Liverpool is home to the Premier League football clubs Everton and Liverpool F.C. Liverpool has played at Anfield since 1892, when the club was formed to occupy the stadium following Everton's departure due to a dispute with their landlord. Liverpool are still playing there 125 years later, although the ground has been completely rebuilt since the 1970s. The Spion Kop (rebuilt as an all-seater stand in 1994–95) was the most famous part of the ground, gaining cult status across the world due to the songs and celebrations of the many fans who packed onto its terraces. Anfield is classified as a 4 Star UEFA Elite Stadium with capacity for 54,000 spectators in comfort and is a distinctive landmark in an area filled with smaller and older buildings. Liverpool club also has a multimillion-pound youth training facility called The Academy. After leaving Anfield in 1892, Everton moved to Goodison Park on the opposite side of Stanley Park. Goodison Park was the first major football stadium built in England. Molineux (Wolves' ground) had been opened three years earlier but was still relatively undeveloped. St. James's Park, Newcastle, opened in 1892, was little more than a field. Only Scotland had more advanced grounds. Rangers opened Ibrox in 1887, while Celtic Park was officially inaugurated at the same time as Goodison Park. Everton performed a miraculous transformation at Mere Green, spending up to £3000 on laying out the ground and erecting stands on three sides. The ground was immediately renamed Goodison Park and proudly opened on 24 August 1892, by Lord Kinnaird and Frederick Wall of the FA. But instead of a match, the 12,000 crowds saw a short athletics meeting followed by a selection of music and a fireworks display.
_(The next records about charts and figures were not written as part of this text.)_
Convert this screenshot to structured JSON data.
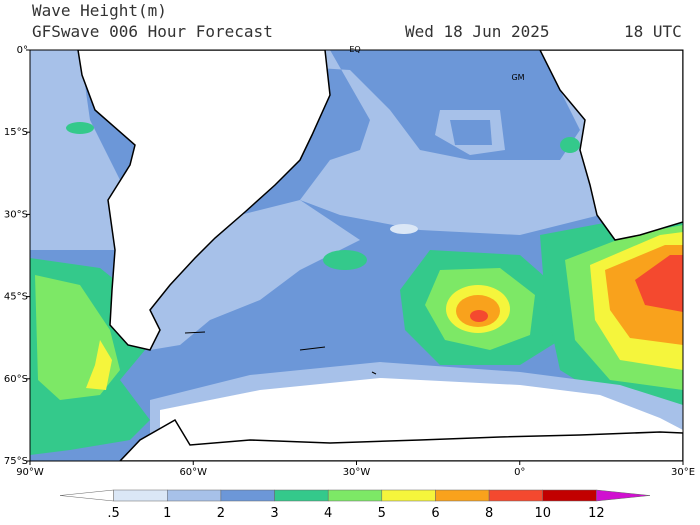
{
  "header": {
    "title": "Wave Height(m)",
    "subtitle": "GFSwave 006 Hour Forecast",
    "date": "Wed 18 Jun 2025",
    "time": "18 UTC"
  },
  "map": {
    "lat_range": [
      0,
      -75
    ],
    "lon_range": [
      -90,
      30
    ],
    "lat_ticks": [
      {
        "value": 0,
        "label": "0°"
      },
      {
        "value": -15,
        "label": "15°S"
      },
      {
        "value": -30,
        "label": "30°S"
      },
      {
        "value": -45,
        "label": "45°S"
      },
      {
        "value": -60,
        "label": "60°S"
      },
      {
        "value": -75,
        "label": "75°S"
      }
    ],
    "lon_ticks": [
      {
        "value": -90,
        "label": "90°W"
      },
      {
        "value": -60,
        "label": "60°W"
      },
      {
        "value": -30,
        "label": "30°W"
      },
      {
        "value": 0,
        "label": "0°"
      },
      {
        "value": 30,
        "label": "30°E"
      }
    ],
    "annotations": [
      "EQ",
      "GM"
    ]
  },
  "colorbar": {
    "levels": [
      {
        "value": 0.5,
        "label": ".5"
      },
      1,
      2,
      3,
      4,
      5,
      6,
      8,
      10,
      12
    ],
    "colors": [
      "#ffffff",
      "#dbe7f6",
      "#a7c1e9",
      "#6c97d8",
      "#34c98b",
      "#7de866",
      "#f5f53c",
      "#f9a21c",
      "#f4492f",
      "#c20000",
      "#d010d0"
    ]
  }
}
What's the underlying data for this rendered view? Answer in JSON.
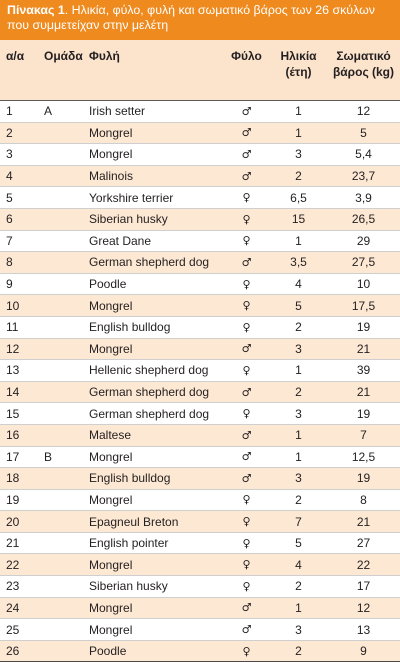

Everton's first game there was on 2 September 1892 when they beat Bolton 4–2. It now has the capacity for just under 40,000 spectators all-seated, but the last expansion took place in 1994 when a new goal-end stand gave the stadium an all-seater capacity. The Main Stand dates back to the 1970s, while the other two stands are refurbished pre-Second World War structures.